Consider methods to prevent hallucinations and incorrect answers

BoxcarsAI / boxcars

Building applications with composability using Boxcars with LLM's. Inspired by LangChain.

MIT License

434 stars 39 forks source link

Consider methods to prevent hallucinations and incorrect answers #89

Closed gottlike closed 2 months ago

gottlike commented 1 year ago

Just wanted to put this out here for your consideration: https://www.youtube.com/watch?v=LO3U5iqnTpk

A great and advanced summary of things that can go wrong with LLM search and ways of improving/safeguarding results. Might be valuable input for you guys.

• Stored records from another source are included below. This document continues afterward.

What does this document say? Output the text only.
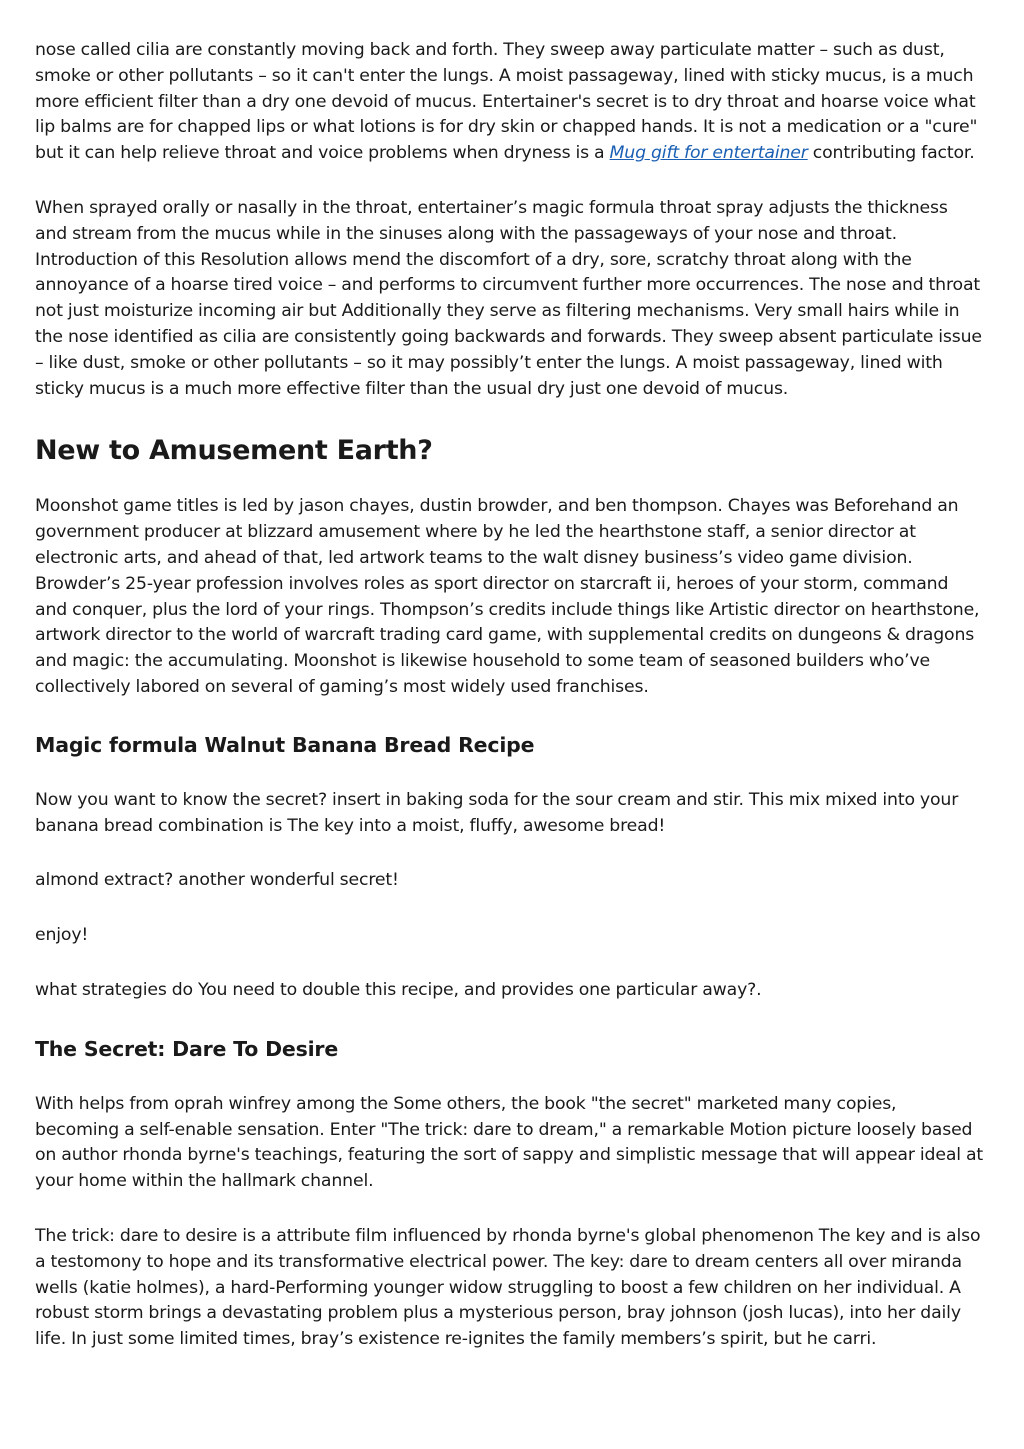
nose called cilia are constantly moving back and forth. They sweep away particulate matter – such as dust, smoke or other pollutants – so it can't enter the lungs. A moist passageway, lined with sticky mucus, is a much more efficient filter than a dry one devoid of mucus. Entertainer's secret is to dry throat and hoarse voice what lip balms are for chapped lips or what lotions is for dry skin or chapped hands. It is not a medication or a "cure" but it can help relieve throat and voice problems when dryness is a Mug gift for entertainer contributing factor.

When sprayed orally or nasally in the throat, entertainer’s magic formula throat spray adjusts the thickness and stream from the mucus while in the sinuses along with the passageways of your nose and throat. Introduction of this Resolution allows mend the discomfort of a dry, sore, scratchy throat along with the annoyance of a hoarse tired voice – and performs to circumvent further more occurrences. The nose and throat not just moisturize incoming air but Additionally they serve as filtering mechanisms. Very small hairs while in the nose identified as cilia are consistently going backwards and forwards. They sweep absent particulate issue – like dust, smoke or other pollutants – so it may possibly’t enter the lungs. A moist passageway, lined with sticky mucus is a much more effective filter than the usual dry just one devoid of mucus.

New to Amusement Earth?

Moonshot game titles is led by jason chayes, dustin browder, and ben thompson. Chayes was Beforehand an government producer at blizzard amusement where by he led the hearthstone staff, a senior director at electronic arts, and ahead of that, led artwork teams to the walt disney business’s video game division. Browder’s 25-year profession involves roles as sport director on starcraft ii, heroes of your storm, command and conquer, plus the lord of your rings. Thompson’s credits include things like Artistic director on hearthstone, artwork director to the world of warcraft trading card game, with supplemental credits on dungeons & dragons and magic: the accumulating. Moonshot is likewise household to some team of seasoned builders who’ve collectively labored on several of gaming’s most widely used franchises.

Magic formula Walnut Banana Bread Recipe

Now you want to know the secret? insert in baking soda for the sour cream and stir. This mix mixed into your banana bread combination is The key into a moist, fluffy, awesome bread!

almond extract? another wonderful secret!

enjoy!

what strategies do You need to double this recipe, and provides one particular away?.

The Secret: Dare To Desire

With helps from oprah winfrey among the Some others, the book "the secret" marketed many copies, becoming a self-enable sensation. Enter "The trick: dare to dream," a remarkable Motion picture loosely based on author rhonda byrne's teachings, featuring the sort of sappy and simplistic message that will appear ideal at your home within the hallmark channel.

The trick: dare to desire is a attribute film influenced by rhonda byrne's global phenomenon The key and is also a testomony to hope and its transformative electrical power. The key: dare to dream centers all over miranda wells (katie holmes), a hard-Performing younger widow struggling to boost a few children on her individual. A robust storm brings a devastating problem plus a mysterious person, bray johnson (josh lucas), into her daily life. In just some limited times, bray’s existence re-ignites the family members’s spirit, but he carri.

gottlike commented 1 year ago

You are able to find the updated slides of this talk here: https://haystackconf.com/us2023/talk-18/

jaigouk commented 1 year ago

For prompts, maybe, we can let the enduser to define it instead of hard coding the template. or we use it as default fallback

there is also a tool from MS that we can reference https://github.com/microsoft/guidance

gottlike commented 1 year ago

There is also https://github.com/ShreyaR/guardrails and https://github.com/NVIDIA/NeMo-Guardrails as alternatives, currently. However, the general topic and how to best implement needs a lot of thought, imho. Ideally all the cases discussed in the talk could be configured in a separate "guardrail/guide" boxcar maybe. I'm a big fan of keeping it modular and those rules need to be customized anyway per use-case, but if Boxcars offers a nice framework/boxcar for this, that would be a win.

francis commented 1 year ago

Also, there is a very recent paper and some attempts to use "Chain of Thought" to reduces hallucinations. This might be a great second Train next to the ZeroShot Train.

gottlike commented 1 year ago

FYI: I like this always up-to-date ressource for prompt engineering: https://www.promptingguide.ai/

Also has a section for chain of thought: https://www.promptingguide.ai/techniques/cot

francis commented 2 months ago

Open AI just added "chain of thought" is their o1 model. Will add support for this.